Босые потрескавшиеся ноги топали по мягкой пыли, которая за ночь остыла. Свежий ветер полей бил в расстегнутую костлявую грудь. Захар с самого рассвета направился в поле, задумал обойти разбросанные нивки, осмотреть свои и людские посевы. Зависть сушила сердце гречкосея, немало злых, едких мыслей приходило в голову Захара. Была бы помощь в хозяйстве, да опять Павло и Маланка должны работать в экономии. Захар с женой смолоду тоже не вылезали из экономии, а этой весной Захар ходил за панской сеялкой, на своем коне бороновал, отрабатывал аренду Харитоненке. Старый отец Ивко тоже вырос в экономии. Харитоненко богател, наживался на людской силе - как мастер Нарожный говорит, на эксплуатации, - разрастался вширь землей, лесами, заводами, угодьями, а село загнано в овраги, на пески, бугры, болота. А тут еще солнце пожгло крестьянские хлеба. Захирел ячмень, пожелтел, трава выгорела. Ранним утром встанешь - трава сухая, нет росы, корова на пастбище мучается: все выжжено! Жадно тянется она губами к земле, перхает, чихает - сухой солончак, щиплет жесткую траву, по этой траве нельзя ходить - колется. Жабы квакают - к засухе...
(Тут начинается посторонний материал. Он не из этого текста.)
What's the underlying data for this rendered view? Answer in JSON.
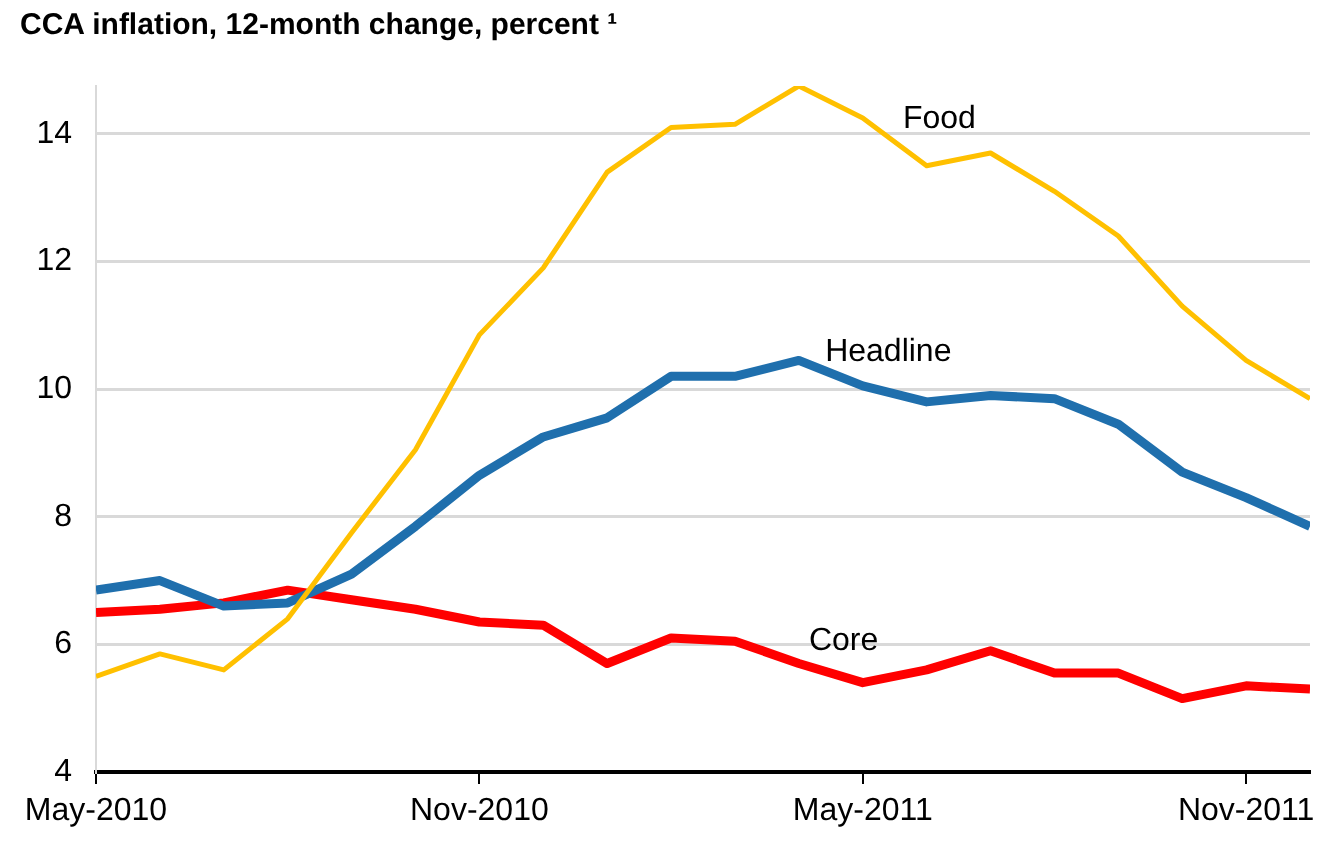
{
  "chart_data": {
    "type": "line",
    "title": "CCA inflation, 12-month change, percent ¹",
    "x": [
      "2010-05",
      "2010-06",
      "2010-07",
      "2010-08",
      "2010-09",
      "2010-10",
      "2010-11",
      "2010-12",
      "2011-01",
      "2011-02",
      "2011-03",
      "2011-04",
      "2011-05",
      "2011-06",
      "2011-07",
      "2011-08",
      "2011-09",
      "2011-10",
      "2011-11",
      "2011-12"
    ],
    "series": [
      {
        "name": "Food",
        "color": "#ffc000",
        "values": [
          5.5,
          5.85,
          5.6,
          6.4,
          7.75,
          9.05,
          10.85,
          11.9,
          13.4,
          14.1,
          14.15,
          14.75,
          14.25,
          13.5,
          13.7,
          13.1,
          12.4,
          11.3,
          10.45,
          9.85
        ]
      },
      {
        "name": "Headline",
        "color": "#1f6fad",
        "values": [
          6.85,
          7.0,
          6.6,
          6.65,
          7.1,
          7.85,
          8.65,
          9.25,
          9.55,
          10.2,
          10.2,
          10.45,
          10.05,
          9.8,
          9.9,
          9.85,
          9.45,
          8.7,
          8.3,
          7.85
        ]
      },
      {
        "name": "Core",
        "color": "#ff0000",
        "values": [
          6.5,
          6.55,
          6.65,
          6.85,
          6.7,
          6.55,
          6.35,
          6.3,
          5.7,
          6.1,
          6.05,
          5.7,
          5.4,
          5.6,
          5.9,
          5.55,
          5.55,
          5.15,
          5.35,
          5.3
        ]
      }
    ],
    "xlim": [
      "2010-05",
      "2011-12"
    ],
    "xticks": [
      {
        "value": "2010-05",
        "label": "May-2010"
      },
      {
        "value": "2010-11",
        "label": "Nov-2010"
      },
      {
        "value": "2011-05",
        "label": "May-2011"
      },
      {
        "value": "2011-11",
        "label": "Nov-2011"
      }
    ],
    "ylim": [
      4,
      14.75
    ],
    "yticks": [
      4,
      6,
      8,
      10,
      12,
      14
    ],
    "grid": "y",
    "legend": false,
    "marker": "none",
    "line_style": "solid"
  }
}
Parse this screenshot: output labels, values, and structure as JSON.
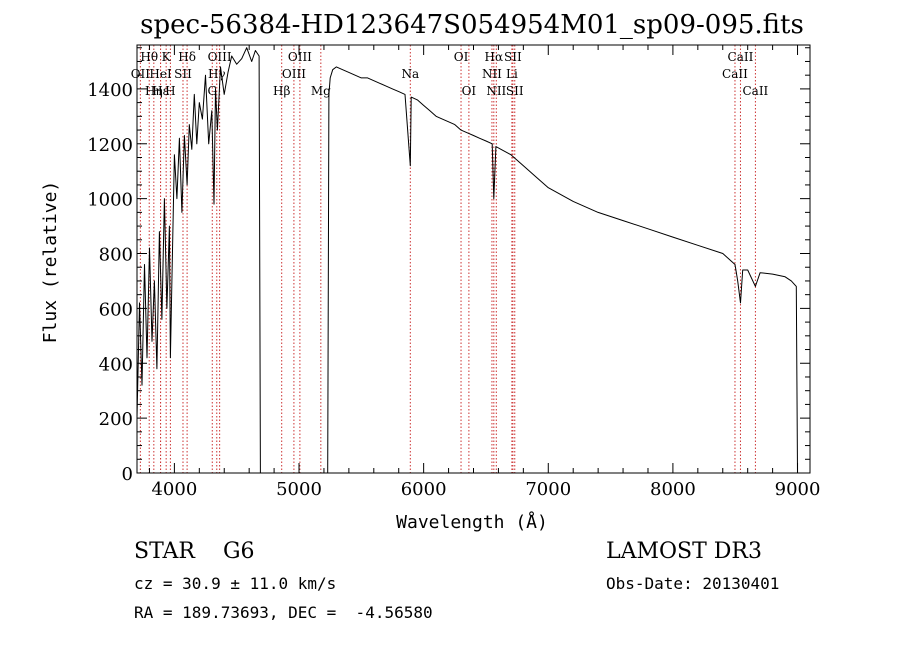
{
  "chart_data": {
    "type": "line",
    "title": "spec-56384-HD123647S054954M01_sp09-095.fits",
    "xlabel": "Wavelength (Å)",
    "ylabel": "Flux (relative)",
    "xlim": [
      3700,
      9100
    ],
    "ylim": [
      0,
      1560
    ],
    "xticks": [
      4000,
      5000,
      6000,
      7000,
      8000,
      9000
    ],
    "yticks": [
      0,
      200,
      400,
      600,
      800,
      1000,
      1200,
      1400
    ],
    "series": [
      {
        "name": "flux",
        "x": [
          3700,
          3720,
          3740,
          3760,
          3780,
          3800,
          3820,
          3840,
          3860,
          3880,
          3900,
          3920,
          3940,
          3960,
          3968,
          3980,
          4000,
          4020,
          4040,
          4060,
          4080,
          4102,
          4120,
          4140,
          4160,
          4180,
          4200,
          4225,
          4250,
          4275,
          4300,
          4318,
          4330,
          4345,
          4370,
          4400,
          4430,
          4460,
          4500,
          4540,
          4580,
          4620,
          4650,
          4680,
          4690,
          4700,
          4720,
          4750,
          4800,
          4861,
          4900,
          4950,
          5000,
          5050,
          5100,
          5150,
          5183,
          5200,
          5230,
          5240,
          5250,
          5270,
          5300,
          5350,
          5400,
          5450,
          5500,
          5550,
          5600,
          5650,
          5700,
          5750,
          5800,
          5850,
          5893,
          5900,
          5950,
          6000,
          6050,
          6100,
          6150,
          6200,
          6250,
          6300,
          6350,
          6400,
          6450,
          6500,
          6550,
          6563,
          6580,
          6620,
          6700,
          6800,
          6900,
          7000,
          7200,
          7400,
          7600,
          7800,
          8000,
          8200,
          8400,
          8498,
          8520,
          8542,
          8560,
          8600,
          8662,
          8700,
          8800,
          8900,
          8950,
          8990,
          9000
        ],
        "values": [
          200,
          620,
          320,
          760,
          420,
          820,
          480,
          700,
          380,
          880,
          560,
          1000,
          600,
          900,
          420,
          700,
          1160,
          1000,
          1220,
          950,
          1230,
          1050,
          1270,
          1180,
          1380,
          1200,
          1350,
          1290,
          1450,
          1200,
          1320,
          980,
          1400,
          1250,
          1480,
          1380,
          1460,
          1520,
          1490,
          1510,
          1550,
          1500,
          1540,
          1520,
          0,
          0,
          0,
          0,
          0,
          0,
          0,
          0,
          0,
          0,
          0,
          0,
          0,
          0,
          0,
          1380,
          1440,
          1470,
          1480,
          1470,
          1460,
          1450,
          1440,
          1440,
          1430,
          1420,
          1410,
          1400,
          1390,
          1380,
          1120,
          1370,
          1360,
          1340,
          1320,
          1300,
          1290,
          1280,
          1270,
          1250,
          1240,
          1230,
          1220,
          1210,
          1200,
          1000,
          1190,
          1180,
          1160,
          1120,
          1080,
          1040,
          990,
          950,
          920,
          890,
          860,
          830,
          800,
          760,
          700,
          620,
          740,
          740,
          680,
          730,
          725,
          715,
          700,
          680,
          0
        ]
      }
    ],
    "lines": [
      {
        "label": "Hθ",
        "x": 3798,
        "row": 1
      },
      {
        "label": "OII",
        "x": 3727,
        "row": 2
      },
      {
        "label": "Hη",
        "x": 3835,
        "row": 3
      },
      {
        "label": "Hε",
        "x": 3889,
        "row": 3
      },
      {
        "label": "K",
        "x": 3934,
        "row": 1
      },
      {
        "label": "HeI",
        "x": 3889,
        "row": 2
      },
      {
        "label": "SII",
        "x": 4069,
        "row": 2
      },
      {
        "label": "H",
        "x": 3968,
        "row": 3
      },
      {
        "label": "Hδ",
        "x": 4102,
        "row": 1
      },
      {
        "label": "OIII",
        "x": 4363,
        "row": 1
      },
      {
        "label": "Hγ",
        "x": 4340,
        "row": 2
      },
      {
        "label": "G",
        "x": 4304,
        "row": 3
      },
      {
        "label": "OIII",
        "x": 5007,
        "row": 1
      },
      {
        "label": "OIII",
        "x": 4959,
        "row": 2
      },
      {
        "label": "Hβ",
        "x": 4861,
        "row": 3
      },
      {
        "label": "Mg",
        "x": 5175,
        "row": 3
      },
      {
        "label": "Na",
        "x": 5893,
        "row": 2
      },
      {
        "label": "OI",
        "x": 6300,
        "row": 1
      },
      {
        "label": "OI",
        "x": 6363,
        "row": 3
      },
      {
        "label": "Hα",
        "x": 6563,
        "row": 1
      },
      {
        "label": "SII",
        "x": 6716,
        "row": 1
      },
      {
        "label": "NII",
        "x": 6548,
        "row": 2
      },
      {
        "label": "Li",
        "x": 6708,
        "row": 2
      },
      {
        "label": "NII",
        "x": 6583,
        "row": 3
      },
      {
        "label": "SII",
        "x": 6731,
        "row": 3
      },
      {
        "label": "CaII",
        "x": 8542,
        "row": 1
      },
      {
        "label": "CaII",
        "x": 8498,
        "row": 2
      },
      {
        "label": "CaII",
        "x": 8662,
        "row": 3
      }
    ]
  },
  "footer": {
    "object": "STAR    G6",
    "survey": "LAMOST DR3",
    "redshift": "cz = 30.9 ± 11.0 km/s",
    "obs_date": "Obs-Date: 20130401",
    "coords": "RA = 189.73693, DEC =  -4.56580"
  },
  "colors": {
    "spectrum": "#000000",
    "line_markers": "#cc3333",
    "axes": "#000000"
  }
}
На полях Харитоненки лениво колышется полный колос - урожайная, густая, сортовая рожь, раскрылись налитые, полные зерна. Петкутская рожь. Захар насчитал восемьдесят зерен в колосе. Сорвал чахлый стебелек на своей нивке - колосочек, как мышиный хвостик, двенадцать мелких зернышек. Стоит Захар, и лоб его нахмурен, печальны глаза, мыслей - как зерен в поле, невеселых мыслей. Плескачом забита нивка Захара, горошком опутана, низкорослой, большелистой чаполочью поросла - плохая земля!
Злая чаполочь, забурьяненная нивка неожиданно навели Захара на воспоминание.
Был такой случай.
Подходила троица. Престольный день. Люди подрядились возить навоз в экономию, чтобы к празднику управиться, купить водки, рыбы, мяса, позвать родных, угостить по-христиански, как водится на миру.
Экономия платила за конный воз восемнадцать копеек, за воз воловий тридцать. Захару нужно было купить муки у Мамая, подрядился и он. Целую неделю люди возили навоз в экономию, зарабатывали деньги и потешались, как надувают пана, который людям платит за что - за навоз! А когда уже не стало навоза, посгребали всякий мусор, возили и его, и старший приказчик записывал.
Приказчик Пугач захотел выслужиться, доложил старшему:
- Вас надувают.
- Как?
- Солому водой смочат и говорят - навоз.
Старший стал присматриваться, возвращать возы. Мусор домой не повезешь - сбрасывали на дороге, жгли.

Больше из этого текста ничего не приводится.